The cytoplasmic C-terminal fragment of polycystin-1 regulates a Ca2+-permeable cation channel

The cytoplasmic C-terminal portion of the polycystin-1 polypeptide (PKD1(1-226)) regulates several important cell signaling pathways, and its deletion suffices to cause autosomal dominant polycystic kidney disease, However, a functional link between PKD1 and the ion transport processes required to drive renal cyst enlargement has remained elusive, We report here that expression at the Xenopus oocyte surface of a transmembrane fusion protein encoding the C-terminal portion of the PKD1 cytoplasmic tail, PKD1(115-226), but not the N-terminal portion, induced a large, Ca2+-permeable cation current, which shifted oocyte reversal potential (E-rev) by +33 mV, Whole cell currents were sensitive to inhibition by La3+, Gd3+, and Zn2+, and partially inhibited by SKF96365 and amiloride, Currents were not activated by bath hypertonicity, but were inhibited by acid pH, Outside-out patches pulled from PKD1(115-226)-expressing oocytes exhibited a 5.1-fold increased NP, of endogenous 20-picosiemens cation channels of linear conductance.
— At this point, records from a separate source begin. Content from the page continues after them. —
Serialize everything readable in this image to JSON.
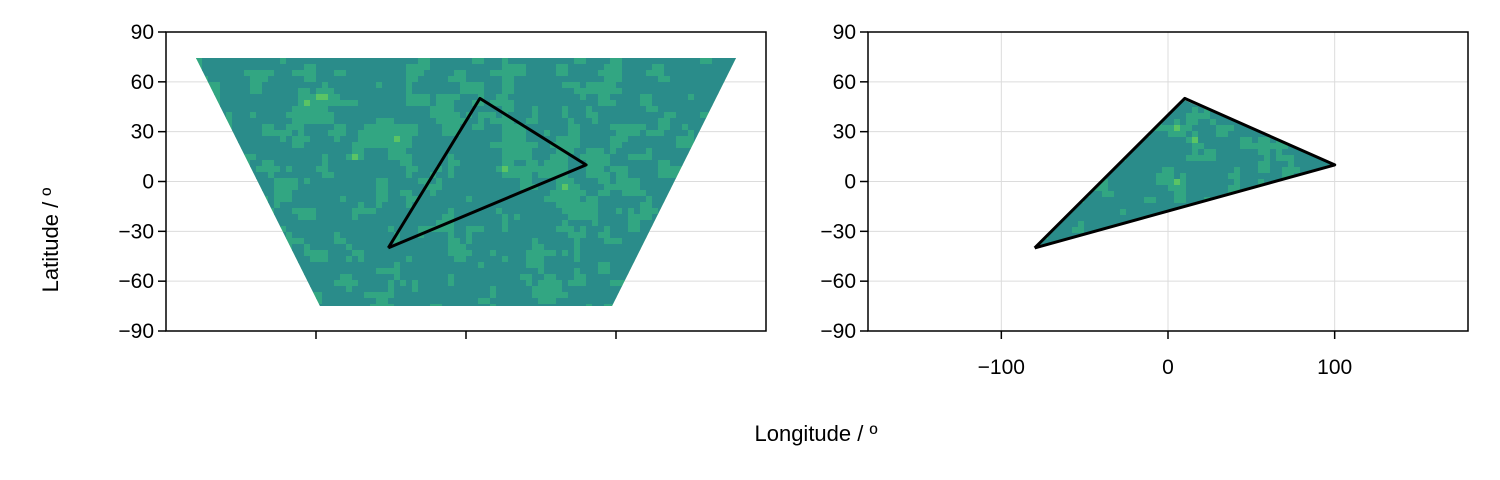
{
  "figure": {
    "xlabel": "Longitude / º",
    "ylabel": "Latitude / º"
  },
  "colors": {
    "palette": [
      "#2a8c8a",
      "#32a682",
      "#5ac465",
      "#a5d934",
      "#fde725"
    ],
    "polygon": "#000000",
    "grid": "#dcdcdc"
  },
  "chart_data": [
    {
      "type": "heatmap",
      "title": "",
      "projection": "trapezoid (projected)",
      "ylim": [
        -90,
        90
      ],
      "yticks": [
        90,
        60,
        30,
        0,
        -30,
        -60,
        -90
      ],
      "ytick_labels": [
        "90",
        "60",
        "30",
        "0",
        "−30",
        "−60",
        "−90"
      ],
      "xtick_labels": [
        "",
        "",
        ""
      ],
      "field_lat_range": [
        -75,
        75
      ],
      "polygon": [
        [
          -80,
          -40
        ],
        [
          10,
          50
        ],
        [
          100,
          10
        ]
      ]
    },
    {
      "type": "heatmap",
      "title": "",
      "xlim": [
        -180,
        180
      ],
      "ylim": [
        -90,
        90
      ],
      "xticks": [
        -100,
        0,
        100
      ],
      "xtick_labels": [
        "−100",
        "0",
        "100"
      ],
      "yticks": [
        90,
        60,
        30,
        0,
        -30,
        -60,
        -90
      ],
      "ytick_labels": [
        "90",
        "60",
        "30",
        "0",
        "−30",
        "−60",
        "−90"
      ],
      "polygon": [
        [
          -80,
          -40
        ],
        [
          10,
          50
        ],
        [
          100,
          10
        ]
      ],
      "masked_to_polygon": true
    }
  ]
}
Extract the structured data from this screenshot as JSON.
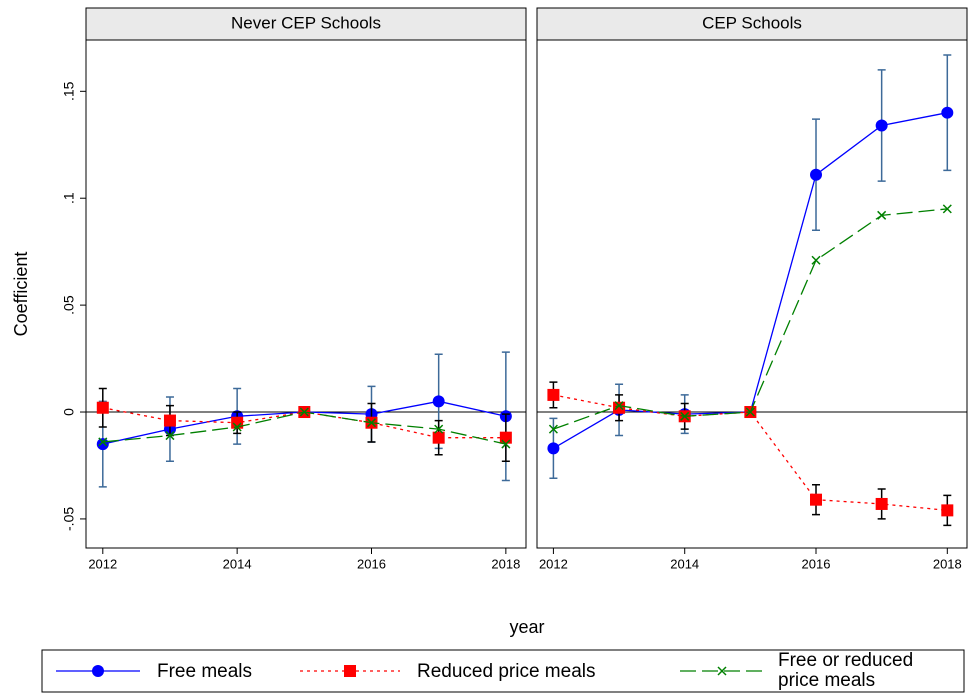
{
  "chart_data": {
    "type": "line",
    "ylabel": "Coefficient",
    "xlabel": "year",
    "x": [
      2012,
      2013,
      2014,
      2015,
      2016,
      2017,
      2018
    ],
    "xlim": [
      2011.75,
      2018.3
    ],
    "xticks": [
      2012,
      2014,
      2016,
      2018
    ],
    "ylim": [
      -0.0636,
      0.174
    ],
    "yticks": [
      {
        "value": -0.05,
        "label": "-.05"
      },
      0,
      {
        "value": 0.05,
        "label": ".05"
      },
      {
        "value": 0.1,
        "label": ".1"
      },
      {
        "value": 0.15,
        "label": ".15"
      }
    ],
    "series": [
      {
        "name": "Free meals",
        "color": "#0000ff",
        "marker": "circle",
        "error_color": "#3d6a99"
      },
      {
        "name": "Reduced price meals",
        "color": "#ff0000",
        "marker": "square",
        "error_color": "#000000"
      },
      {
        "name": "Free or reduced price meals",
        "color": "#008000",
        "marker": "x"
      }
    ],
    "panels": [
      {
        "title": "Never CEP Schools",
        "series": [
          {
            "values": [
              -0.015,
              -0.008,
              -0.002,
              0,
              -0.001,
              0.005,
              -0.002
            ],
            "errors": [
              0.02,
              0.015,
              0.013,
              0,
              0.013,
              0.022,
              0.03
            ]
          },
          {
            "values": [
              0.002,
              -0.004,
              -0.005,
              0,
              -0.005,
              -0.012,
              -0.012
            ],
            "errors": [
              0.009,
              0.007,
              0.005,
              0,
              0.009,
              0.008,
              0.011
            ]
          },
          {
            "values": [
              -0.014,
              -0.011,
              -0.007,
              0,
              -0.005,
              -0.008,
              -0.015
            ]
          }
        ]
      },
      {
        "title": "CEP Schools",
        "series": [
          {
            "values": [
              -0.017,
              0.001,
              -0.001,
              0,
              0.111,
              0.134,
              0.14
            ],
            "errors": [
              0.014,
              0.012,
              0.009,
              0,
              0.026,
              0.026,
              0.027
            ]
          },
          {
            "values": [
              0.008,
              0.002,
              -0.002,
              0,
              -0.041,
              -0.043,
              -0.046
            ],
            "errors": [
              0.006,
              0.006,
              0.006,
              0,
              0.007,
              0.007,
              0.007
            ]
          },
          {
            "values": [
              -0.008,
              0.003,
              -0.002,
              0,
              0.071,
              0.092,
              0.095
            ]
          }
        ]
      }
    ]
  }
}
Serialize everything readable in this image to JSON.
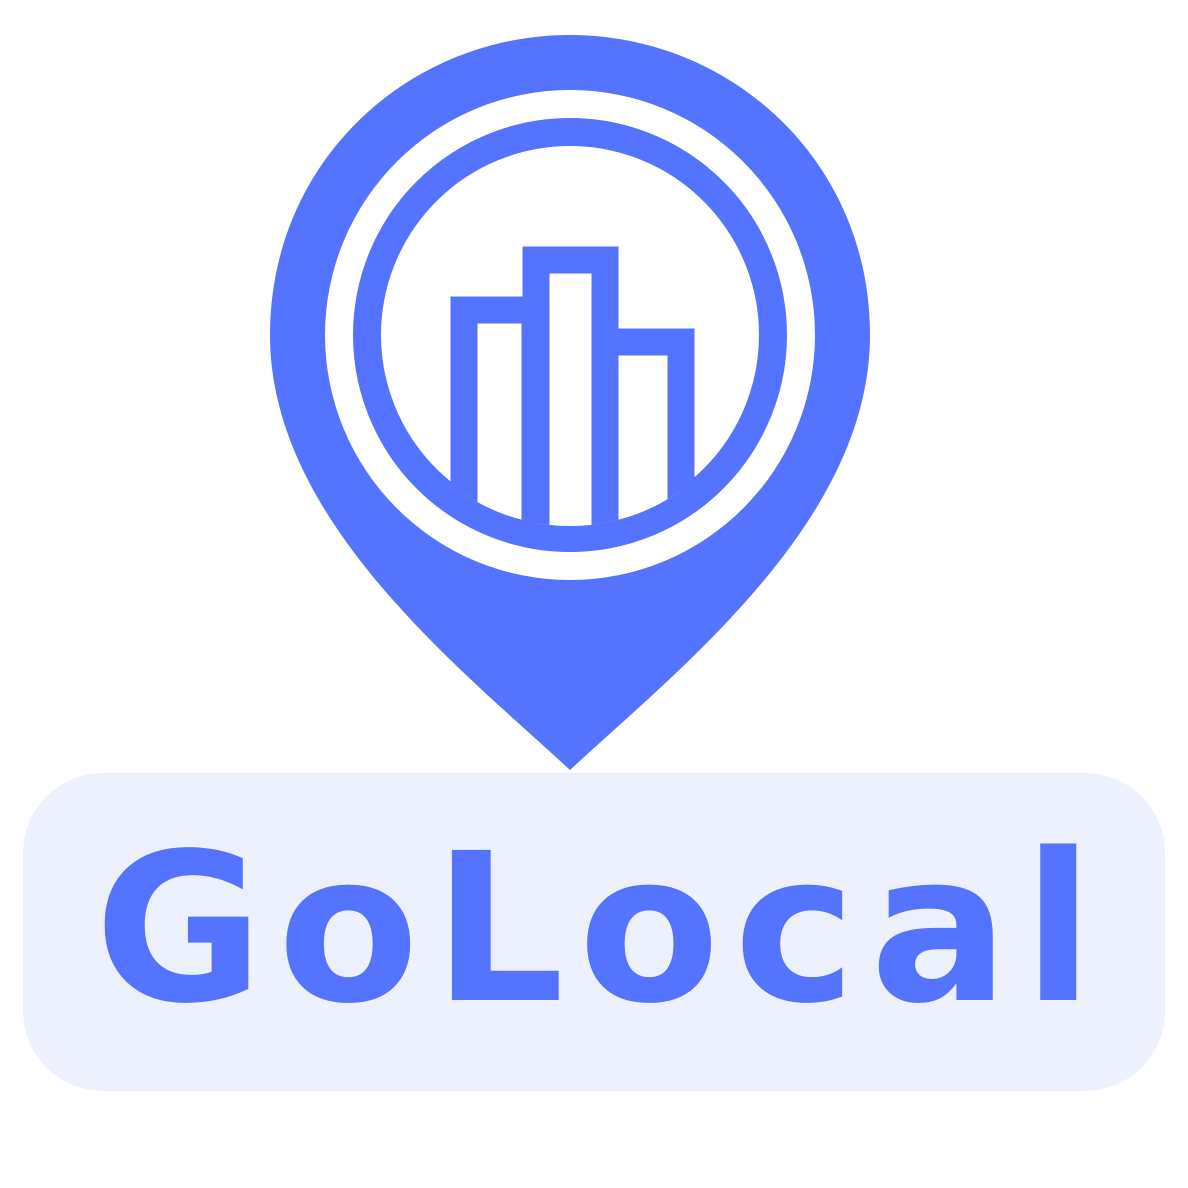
{
  "brand": {
    "name": "GoLocal",
    "logo_icon": "map-pin-city-buildings-icon"
  },
  "colors": {
    "primary": "#5473ff",
    "badge_background": "#edf1fd",
    "background": "#ffffff"
  }
}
PKD1(115-226)-injected oocytes also exhibited elevated NPo of unitary calcium currents in outside-out and cell-attached patches, and elevated calcium permeability documented by fluorescence ratio and Ca-45(2+) flux experiments. Both Ca2+ conductance and influx were inhibited by La3+, Mutation of candidate phosphorylation sites within PKD1(115-226) abolished the cation current. We conclude that the C-terminal cytoplasmic tail of PKD1 up-regulates inward current that includes a major contribution from Ca2+-permeable nonspecific cation channels. Dysregulation of these or similar channels in autosomal dominant polycystic kidney disease may contribute to cyst formation or expansion.